Taking these requirements into consideration, it is clear that it is not true that “nobody needs reliable messaging”. Enterprise applications with automated processes that perform mission-critical tasks need the ability to perform those tasks reliably. If reliable message delivery is not handled at the REST layer, the responsibility for retry falls to the message sender. We still need reliable messaging; we must implement the requirement ourselves above REST, and this becomes troublesome without a standard framework that behaves nicely. If we accept that REST can provide only idempotence toward this goal, we must implement a standard framework to handle delivery failures, retry with exponential back off, and divert poison messages for escalation. That is to say, we need a reliable messaging framework on top of REST.

[Note that when we speak of a “client” above, we are not talking about a user sitting in front of a Web browser. We are talking about one mission-critical enterprise application communicating with another in a choreography to accomplish some business transaction. An example of a choreography is the interplay between a buyer and a seller through the systems for commerce, quote, procurement, and order fulfillment.]

OLTP database requirements

Here is what I want from a database in support of enterprise applications for online transaction processing (OLTP).

  1. ACID transactions – Enterprise CRM, ERP, and HCM applications manage data that is mission critical. People’s jobs, livelihoods, and businesses rely on this data to be correct. Real money is on the line.
  2. Document oriented – A JSON or XML representation should be the canonical way that we should think of objects stored in the database.
  3. Schema aware – A document should conform to a schema (JSON Schema or XML Schema). Information has a structure and meaning, and it should have a formal definition.
  4. Schema versioned – A document schema may evolve in a controlled manner. Software is life cycle managed, and its data needs to evolve with it for compatibility, upgrades, and migration.
  5. Relational – A subset of a document schema may be modeled as relational tables with foreign keys and indexes to support SQL queries, which can be optimized for high performance.

The fundamental shift is from a relational to a document paradigm as the primary abstraction. Relational structures continue to play an adjunct role to improve query performance for those parts of the document schema that are heavily involved in query criteria (WHERE clauses). The document paradigm enables the vast majority of data to be stored and retrieved without having to rigidly conform to relational schema, which cannot evolve as fluidly. That is not to say that data stored outside of relational tables is less important or less meaningful. To the contrary, some of the non-relational data may be the most critical to the business. This approach is simply recognizing information that is not directly involved in query criteria can be treated differently to take advantage of greater flexibility in schema evolution and life cycle management.

Ideally, the adjunct relational tables and SQL queries would be confined by the database to its internal implementation.

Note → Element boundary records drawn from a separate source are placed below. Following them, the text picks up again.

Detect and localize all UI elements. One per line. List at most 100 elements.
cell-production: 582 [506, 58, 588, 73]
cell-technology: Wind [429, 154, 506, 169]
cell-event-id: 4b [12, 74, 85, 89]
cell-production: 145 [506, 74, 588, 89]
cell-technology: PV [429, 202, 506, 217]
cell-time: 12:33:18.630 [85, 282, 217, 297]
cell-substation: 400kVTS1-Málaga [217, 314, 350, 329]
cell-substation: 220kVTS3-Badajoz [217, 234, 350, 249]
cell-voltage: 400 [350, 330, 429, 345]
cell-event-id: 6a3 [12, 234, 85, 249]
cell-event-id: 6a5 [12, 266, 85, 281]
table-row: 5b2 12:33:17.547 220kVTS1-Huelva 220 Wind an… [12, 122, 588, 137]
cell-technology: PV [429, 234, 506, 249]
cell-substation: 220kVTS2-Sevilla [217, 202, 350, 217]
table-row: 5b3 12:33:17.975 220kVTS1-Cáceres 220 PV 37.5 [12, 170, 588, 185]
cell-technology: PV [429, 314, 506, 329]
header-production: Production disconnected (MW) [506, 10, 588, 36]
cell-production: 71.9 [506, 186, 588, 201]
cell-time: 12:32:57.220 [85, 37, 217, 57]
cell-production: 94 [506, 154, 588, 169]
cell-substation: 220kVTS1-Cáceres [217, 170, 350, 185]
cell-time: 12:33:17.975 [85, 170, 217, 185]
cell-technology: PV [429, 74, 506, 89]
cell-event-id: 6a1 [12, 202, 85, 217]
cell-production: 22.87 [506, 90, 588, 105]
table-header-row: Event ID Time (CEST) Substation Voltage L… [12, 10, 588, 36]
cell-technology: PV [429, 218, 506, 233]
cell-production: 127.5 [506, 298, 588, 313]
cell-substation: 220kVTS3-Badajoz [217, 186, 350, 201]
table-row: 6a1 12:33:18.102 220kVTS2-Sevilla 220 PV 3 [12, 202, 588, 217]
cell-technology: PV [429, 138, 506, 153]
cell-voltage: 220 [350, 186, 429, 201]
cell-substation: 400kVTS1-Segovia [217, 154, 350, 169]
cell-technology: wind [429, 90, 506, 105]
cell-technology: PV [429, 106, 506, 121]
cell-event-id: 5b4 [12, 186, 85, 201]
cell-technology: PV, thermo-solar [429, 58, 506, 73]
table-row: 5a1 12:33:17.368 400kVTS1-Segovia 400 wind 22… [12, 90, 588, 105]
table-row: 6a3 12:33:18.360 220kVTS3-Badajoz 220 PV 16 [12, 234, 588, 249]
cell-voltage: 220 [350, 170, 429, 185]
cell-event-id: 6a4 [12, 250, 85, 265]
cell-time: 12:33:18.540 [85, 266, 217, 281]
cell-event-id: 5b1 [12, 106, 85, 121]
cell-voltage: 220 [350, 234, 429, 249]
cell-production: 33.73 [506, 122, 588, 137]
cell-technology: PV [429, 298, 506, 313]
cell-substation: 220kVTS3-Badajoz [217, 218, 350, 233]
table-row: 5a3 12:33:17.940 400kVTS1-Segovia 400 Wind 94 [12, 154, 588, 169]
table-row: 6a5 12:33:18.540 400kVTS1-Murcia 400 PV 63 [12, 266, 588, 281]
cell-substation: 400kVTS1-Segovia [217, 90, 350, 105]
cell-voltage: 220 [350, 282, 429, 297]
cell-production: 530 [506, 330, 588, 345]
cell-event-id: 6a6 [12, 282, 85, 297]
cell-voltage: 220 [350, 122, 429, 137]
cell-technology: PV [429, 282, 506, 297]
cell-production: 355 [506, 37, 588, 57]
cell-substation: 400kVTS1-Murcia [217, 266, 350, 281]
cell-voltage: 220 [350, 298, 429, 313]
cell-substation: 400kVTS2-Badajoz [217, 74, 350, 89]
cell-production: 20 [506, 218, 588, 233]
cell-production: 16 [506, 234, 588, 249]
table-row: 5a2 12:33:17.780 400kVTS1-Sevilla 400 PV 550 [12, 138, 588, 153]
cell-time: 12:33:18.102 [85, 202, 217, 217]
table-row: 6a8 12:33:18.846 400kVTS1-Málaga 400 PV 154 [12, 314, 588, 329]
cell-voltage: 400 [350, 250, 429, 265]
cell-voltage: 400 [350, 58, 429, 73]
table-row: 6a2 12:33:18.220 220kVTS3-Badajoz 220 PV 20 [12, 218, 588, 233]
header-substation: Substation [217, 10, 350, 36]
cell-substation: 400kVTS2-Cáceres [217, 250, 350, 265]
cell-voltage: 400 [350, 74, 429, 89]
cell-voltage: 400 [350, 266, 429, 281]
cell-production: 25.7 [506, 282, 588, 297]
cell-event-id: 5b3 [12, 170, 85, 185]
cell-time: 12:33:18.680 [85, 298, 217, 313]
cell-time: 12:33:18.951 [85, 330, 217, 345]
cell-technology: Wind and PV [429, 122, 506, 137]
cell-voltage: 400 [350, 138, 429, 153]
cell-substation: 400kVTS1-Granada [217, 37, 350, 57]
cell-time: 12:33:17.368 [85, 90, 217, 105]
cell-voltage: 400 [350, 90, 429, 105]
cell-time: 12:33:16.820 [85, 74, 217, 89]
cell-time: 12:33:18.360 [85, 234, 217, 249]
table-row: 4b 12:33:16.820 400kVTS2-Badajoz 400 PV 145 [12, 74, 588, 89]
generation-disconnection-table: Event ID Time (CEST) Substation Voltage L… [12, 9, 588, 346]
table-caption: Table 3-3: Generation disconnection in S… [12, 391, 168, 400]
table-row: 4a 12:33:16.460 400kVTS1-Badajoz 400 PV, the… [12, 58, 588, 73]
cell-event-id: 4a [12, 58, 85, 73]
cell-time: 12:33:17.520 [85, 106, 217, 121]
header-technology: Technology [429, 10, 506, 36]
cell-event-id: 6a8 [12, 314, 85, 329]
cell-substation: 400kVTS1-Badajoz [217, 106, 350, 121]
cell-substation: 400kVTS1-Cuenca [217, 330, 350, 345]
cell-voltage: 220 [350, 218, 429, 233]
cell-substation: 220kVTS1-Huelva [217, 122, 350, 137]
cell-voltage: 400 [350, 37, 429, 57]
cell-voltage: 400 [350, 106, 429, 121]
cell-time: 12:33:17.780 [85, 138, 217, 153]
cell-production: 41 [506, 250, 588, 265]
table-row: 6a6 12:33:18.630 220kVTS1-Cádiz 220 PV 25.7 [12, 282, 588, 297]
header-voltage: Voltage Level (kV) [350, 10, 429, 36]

When exposing a document abstraction to applications, the database should also present a document-oriented query language, such as XQuery or its equivalent for JSON, which would be implemented as SQL, where appropriate as an optimization technique.

NoSQL database technology is often cited as supporting a document paradigm. NoSQL technologies as they exist today do not meet the need, because they do not support ACID transactions and they do not support adjunct structures (i.e., relational tables and indexes) to improve query performance in the manner described above.

Perhaps the next best thing would be to provide a Java persistent entity abstraction, much like EJB3/JPA, which would encapsulate the underlying representation in a document part (e.g., as a XMLType or a JSON CLOB column) and a relational part, all stored in a SQL database. This would also provide JAXB-like serialization and deserialization to and from JSON and XML representations. This is not far from what EclipseLink does today.